Ramadhan menjelaskan bahwa pihaknya juga masih melakukan pemeriksaan terhadap sejumlah drum bekas yang diduga terdapat bahan campuran obat.
"Melakukan pengecekan terhadap drum bekas yang diduga merupakan bahan campuran obat yang diproduksi oleh PT AF yaitu PG dengan merk Dow Chemical and Lyondell," jelasnya.
Lebih lanjut, Ramadhan menambahkan penyidik juga sedang melaksanakan Berita Acara Pemeriksaan (BAP) terhadap distributor supplier bahan baku yaitu PT MAK di Bareskrim Polri terkait dokumen penjualan ke PT AF.
"Kemudian perlu disampaikan juga bahwa berdasarkan hasil analisa penyidik ditemukan adanya kesesuaian barang bukti yang disita dari PT AF yaitu nomor base bahan PG yang diuji Puslabfor Polri menunjukkan hasil di atas ambang batas maksimal," pungkasnya.
Diberitakan sebelumnya, Direktorat Tindak Pidana Tertentu Bareskrim Polri menetapkan bos CV Samudra Chemical berinisial E menjadi dugaan tersangka kasus obat sirop penyebab gagal ginjal akut.
Penetapan tersangka itu dibenarkan oleh Direktur Tindak Pidana Tertentu Bareskrim Polri Brigjen Pipit Rismanto.
Baca juga: Bareskrim Periksa Kepala Laboratorium BPOM di Kasus Obat Sirop Penyebab Gagal Ginjal Akut
Menurutnya, penetapan tersangka itu dilakukan setelah penyidik melakukan gelar perkara.
"Iya, kita kan sudah dilakukan gelar perkara untuk tingkatkan menjadi tersangka," kata Pipit kepada wartawan, Selasa (22/11/2022).
Pipit menuturkan penyidik juga telah memiliki alat bukti yang cukup untuk menetapkan E menjadi tersangka.

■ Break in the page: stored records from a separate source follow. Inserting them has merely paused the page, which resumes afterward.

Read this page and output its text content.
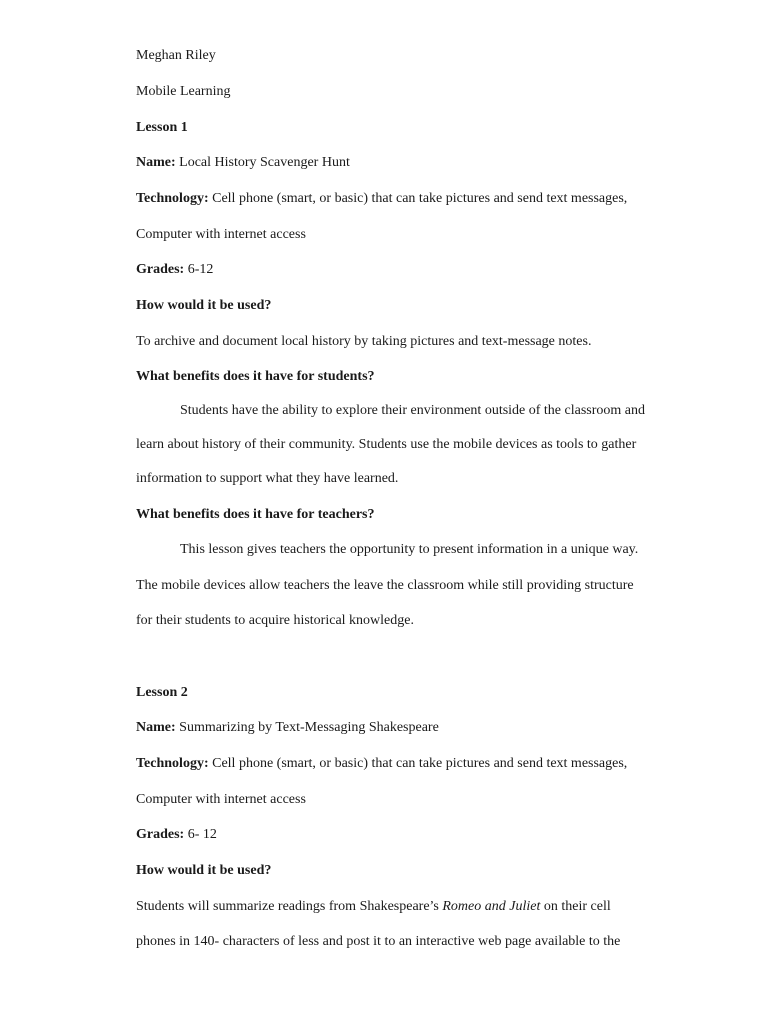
Meghan Riley
Mobile Learning
Lesson 1
Name: Local History Scavenger Hunt
Technology: Cell phone (smart, or basic) that can take pictures and send text messages,
Computer with internet access
Grades: 6-12
How would it be used?
To archive and document local history by taking pictures and text-message notes.
What benefits does it have for students?
Students have the ability to explore their environment outside of the classroom and
learn about history of their community. Students use the mobile devices as tools to gather
information to support what they have learned.
What benefits does it have for teachers?
This lesson gives teachers the opportunity to present information in a unique way.
The mobile devices allow teachers the leave the classroom while still providing structure
for their students to acquire historical knowledge.
Lesson 2
Name: Summarizing by Text-Messaging Shakespeare
Technology: Cell phone (smart, or basic) that can take pictures and send text messages,
Computer with internet access
Grades: 6- 12
How would it be used?
Students will summarize readings from Shakespeare’s Romeo and Juliet on their cell
phones in 140- characters of less and post it to an interactive web page available to the
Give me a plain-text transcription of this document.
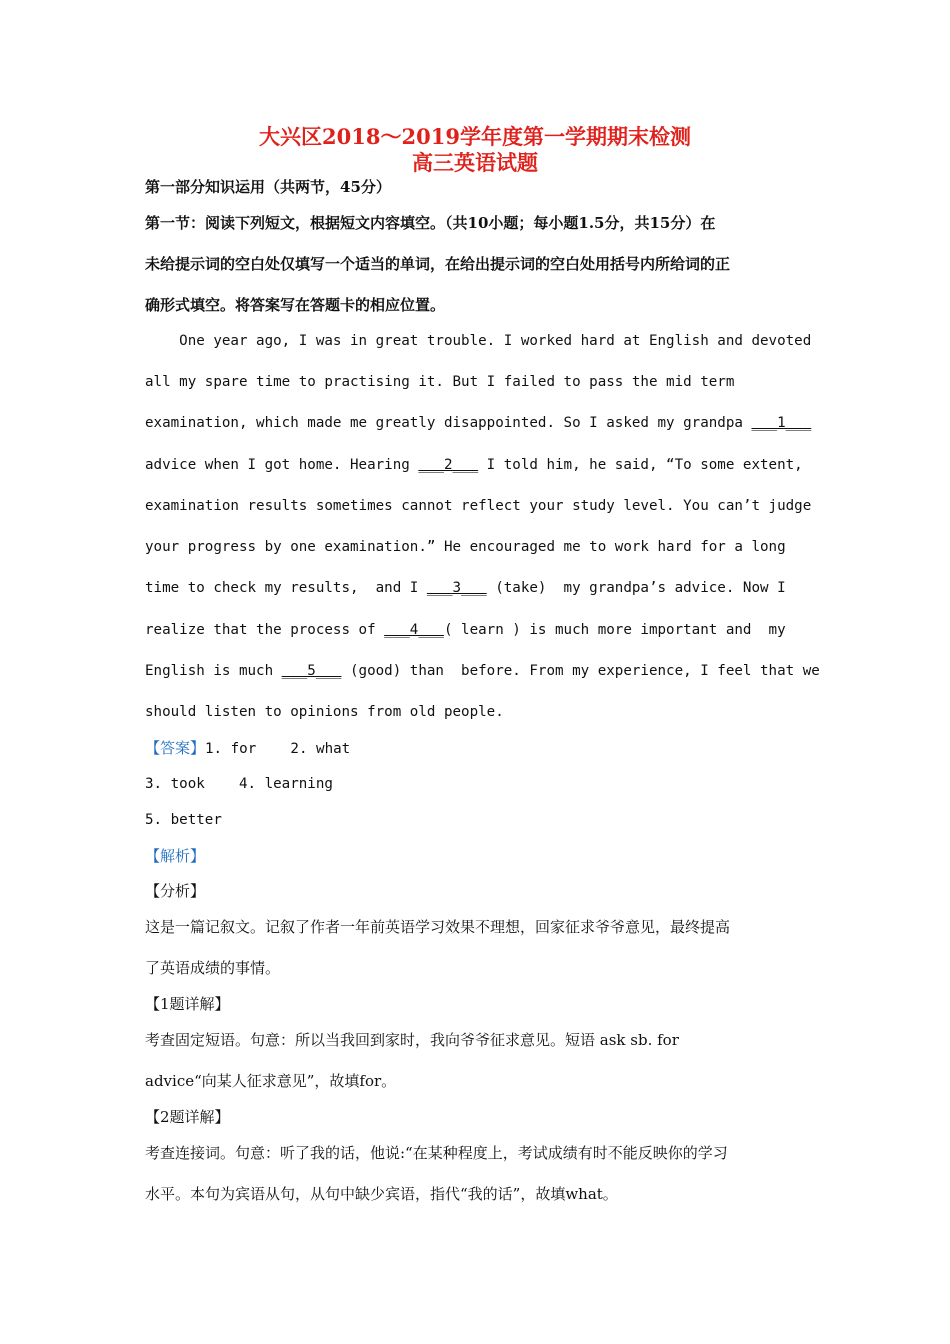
大兴区2018～2019学年度第一学期期末检测
高三英语试题
第一部分知识运用（共两节，45分）
第一节：阅读下列短文，根据短文内容填空。（共10小题；每小题1.5分，共15分）在
未给提示词的空白处仅填写一个适当的单词，在给出提示词的空白处用括号内所给词的正
确形式填空。将答案写在答题卡的相应位置。
One year ago, I was in great trouble. I worked hard at English and devoted
all my spare time to practising it. But I failed to pass the mid term
examination, which made me greatly disappointed. So I asked my grandpa ___1___
advice when I got home. Hearing ___2___ I told him, he said, “To some extent,
examination results sometimes cannot reflect your study level. You can’t judge
your progress by one examination.” He encouraged me to work hard for a long
time to check my results,  and I ___3___ (take)  my grandpa’s advice. Now I
realize that the process of ___4___( learn ) is much more important and  my
English is much ___5___ (good) than  before. From my experience, I feel that we
should listen to opinions from old people.
【答案】1. for    2. what
3. took    4. learning
5. better
【解析】
【分析】
这是一篇记叙文。记叙了作者一年前英语学习效果不理想，回家征求爷爷意见，最终提高
了英语成绩的事情。
【1题详解】
考查固定短语。句意：所以当我回到家时，我向爷爷征求意见。短语 ask sb. for
advice“向某人征求意见”，故填for。
【2题详解】
考查连接词。句意：听了我的话，他说:“在某种程度上，考试成绩有时不能反映你的学习
水平。本句为宾语从句，从句中缺少宾语，指代“我的话”，故填what。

Sebaliknya, penyidik telah menemukan unsur pidana yang dilakukan tersangka.
"Tindak pidananya terjadi sudah dilihat tadi kan sudah ditemukan sama penyidik. Yang kedua ada petunjuk-petunjuk yang mengatakan mereka bareng-bareng dibeli dari situ (CV SC). Kan itu sudah jelas," ungkapnya.
Di sisi lain, Pipit menuturkan bahwa tersangka E kini masih tengah dalam proses pencarian oleh penyidik Bareskrim Polri. Sebab, pelaku sudah dua kali mangkir dalam pemanggilan penyidik.
"Kita kan yang jelas sudah memanggil dua kali tidak datang nanti arahnya kita akan lakukan langkah-langkah berikutnya. Ya penyidik kan sedang melakukan penyelidikan keberadaan saudara E ini. Kita kan mencari ini gak bisa segampang itu. Penyidiknya juga belum pernah ketemu, belum pernah kenal ya kan," pungkasnya.
Sebagai informasi, Bareskrim Polri menetapkan dua korporasi sebagai tersangka kasus gagal ginjal akut. Kedua korporasi tersebut yakni PT Afi Farma (AF) dan CV Samudra Chemical (SC).
Kedua korporasi tersebut diduga melakukan tindak pidana memproduksi obat atau mengedarkan sediaan farmasi yang tidak memenuhi standar dan atau persyaratan keamanan, khasiat/kemanfaatan dan mutu.
Dalam kasus ini, PT AF disangkakan Pasal 196 Jo Pasal 98 ayat (2) dan ayat (3) Jo Pasal 201 ayat (1) dan/atau ayat (2) Undang-Undang RI No. 36 Tahun 2009 tentang Kesehatan, dan Pasal 62 ayat (1) Jo Pasal 8 ayat (3) Undang-Undang RI No. 8 Tahun 1999 tentang Perlindungan Konsumen dengan ancaman hukuman 10 tahun penjara dan denda paling banyak Rp 2 miliar.
Sementara untuk CV. SC disangkakan Pasal 196 Jo Pasal 98 ayat (2) dan ayat (3) dan/atau Pasal 60 angka 4 Undang-Undang Nomor 11 Tahun 2020 tentang Cipta Kerja Perubahan Atas Pasal 197 Jo Pasal 106 Jo Pasal 201 ayat (1) dan/atau ayat (2) Undang-Undang Nomor 36 Tahun 2009 tentang Kesehatan dan Pasal 62 Jo Pasal 8 Ayat (3) Undang-Undang Nomor 8 tahun 1999 tentang Perlindungan Konsumen Jo pasal 55 dan/atau pasal 56 KUHP dengan ancaman 15 tahun penjara dan denda maksimal Rp 2 miliar.
Adapun Polri masih tengah melakukan pendalaman terhadap kemungkinan adanya dugaan supplier lain PG yang memenuhi standar mutu untuk pembuatan obat ke PT A dan melakukan pemeriksaan saksi dan ahli, serta melakukan analisa dokumen yang ditemukan.